Consternation du troisième type.
2.5 Selon Spielberg, Disclosure day serait l’aboutissement de cinquante ans de réflexion sur les ovnis.
Super !
Pour moi, Spielberg est avant tout un super conteur. Qui plus est dans ce registre-là. Et donc il parvient souvent à suspendre mon incrédulité, pour reprendre une formule qu’on associe à la littérature mais aussi beaucoup au cinéma.
Donc là, comment dire ? J’y cours. Sereinement.
Patatras. Je n’y ai pas cru une seconde. J’ai vu un cinéaste tentant de me faire croire à son récit et y mettre du sien, avec sa caméra, sa virtuosité. Il multiplie les mouvements, les plans impossibles (dans les bagnoles, toujours) et les plans grue. Il nous fait une scène d’action, d’abord à un passage à niveau en forme d’auto-remake de Duel, puis à bord d’un train qui fait écho au Plus grand Chapiteau du monde, qui fut matriciel pour lui, comme il a pu nous le confier dans son précédent film, l’un de ses chefs d’œuvre, The Fabelmans.
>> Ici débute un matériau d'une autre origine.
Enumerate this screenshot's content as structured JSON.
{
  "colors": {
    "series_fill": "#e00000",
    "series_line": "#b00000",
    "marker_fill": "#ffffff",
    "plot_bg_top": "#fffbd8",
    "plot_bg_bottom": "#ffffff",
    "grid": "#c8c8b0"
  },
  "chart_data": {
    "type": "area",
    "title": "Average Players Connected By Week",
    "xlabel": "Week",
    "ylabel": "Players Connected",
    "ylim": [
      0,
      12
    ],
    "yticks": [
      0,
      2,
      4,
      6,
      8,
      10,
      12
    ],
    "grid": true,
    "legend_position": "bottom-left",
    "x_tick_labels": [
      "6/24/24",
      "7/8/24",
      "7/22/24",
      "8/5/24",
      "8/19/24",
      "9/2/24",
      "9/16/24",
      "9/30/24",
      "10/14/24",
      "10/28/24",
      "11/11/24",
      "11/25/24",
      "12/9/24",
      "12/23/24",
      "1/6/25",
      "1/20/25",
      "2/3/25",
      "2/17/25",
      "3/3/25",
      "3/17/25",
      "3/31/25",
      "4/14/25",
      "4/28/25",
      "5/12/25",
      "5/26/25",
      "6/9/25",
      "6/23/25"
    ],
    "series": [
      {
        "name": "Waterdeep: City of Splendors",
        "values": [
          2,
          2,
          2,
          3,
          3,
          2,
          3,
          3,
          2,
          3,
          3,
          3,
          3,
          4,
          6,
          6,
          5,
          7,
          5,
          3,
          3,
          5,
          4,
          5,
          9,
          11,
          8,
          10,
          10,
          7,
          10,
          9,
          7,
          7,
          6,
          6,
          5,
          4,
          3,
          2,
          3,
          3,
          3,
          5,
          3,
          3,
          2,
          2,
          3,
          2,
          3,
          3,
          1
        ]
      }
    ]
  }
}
Mais je ne crois en rien là-dedans. Et comme c’est le vrai sujet du film, la croyance, c’est compliqué, très compliqué. Très compliqué car c’est du prêchi-prêcha de vieux démocrate gâteux, qui voudrait que le monde se réconcilie devant leurs écrans ou pire que tout le monde soit ému devant un film de Spielberg. Qu’on pense tous pareil, en somme. Cet aspect mégalomaniaque (sinon totalitaire) a toujours fait partie de son cinéma mais il prend des atours beaucoup trop régressifs pour moi ici.
Donc on a deux personnages élus ici. Daniel et Margaret. Il a hérité des mathématiques. Elle a hérité de l’empathie. Très progressiste, Spielberg, merci. On dirait un scénario des années 50. C’est pourtant co-écrit avec David Koepp (ils avaient écrit Jurassic Park ensemble, hein) mais purée ce que c’est mal narré et construit : une sorte de course poursuite en boucle avec des gentils qui se font attraper par des méchants avant de leur échapper, de se faire à nouveau attraper puis de leur échapper, sans qu’on y croie un instant. Ce n’est pas Tintin ni Minority report, quoi.
Disclosure day est le film synthétique de sa carrière. On y retrouve tout son imaginaire. Tous les genres y sont mélangés. Sans la bonne quantité ni les bons ingrédients. L’opposé de The Fabelmans, en somme. C’est du mash-up bourrin, uniquement guidé par du symbolisme religieux à la truelle.
Ça m’est tombé des yeux comme rarement. Un moment donné, j’ai regardé ma montre, je me faisais tellement chier. Ce n’était pas commencé depuis une heure. Le supplice. Et devant un Spielberg c’est nouveau. Et ça ne peut qu’être affaire de croyance en ce que je vois. Pourquoi E.T. m’embarque de la première à la dernière seconde et pourquoi celui-ci me laisse sur la touche dès son premier plan ? C’est un cinéma dont la réussite tient à cet élément-là, aussi fragile que gigantesque. Pendant le film je me suis dit que je comprenais enfin ce qu’avaient pu ressentir ceux qui détestent Interstellar, de Nolan. Là aussi il y était question d’une chambre d’enfant.
Alors je pense toutefois que le film gagne un peu de sympathie (c’est déjà ça) quand Emily Blunt et Josh O’Connor se rejoignent. Mais bon. L’aveu d’échec (que l’on peut trouver touchant j’imagine) se retrouve dans le rôle de l’antagoniste : quand tu prends le pire acteur de la planète (Colin Firth) pour jouer ton méchant c’est qu’en un sens tu t’en branles.
Et pourtant j’y allais pour adorer. Moi, Spielberg et les extraterrestres – à part quand il en met dans son quatrième opus d’Indy – je suis évidemment client, qu’ils soient gentils (E.T.) ou non (La guerre des mondes).
Rarement vu un film autant mal branlé. À l’image de la scène de la falaise, absolument ridicule : viens on fait croire qu’on est tombé et on se cache derrière le petit rocher là-bas. RIDICULE. Nanar alert !
Bon, j’arrête là. Et avec tout le respect que j’ai pour ceux qui ont aimé ou adoré le film, moi je le dis je suis dégouté. Le mec a réussi à plus me déprimer que pendant France/Espagne. Disclosure day est à Spielberg ce que Megalopolis est à Coppola. Très pénible.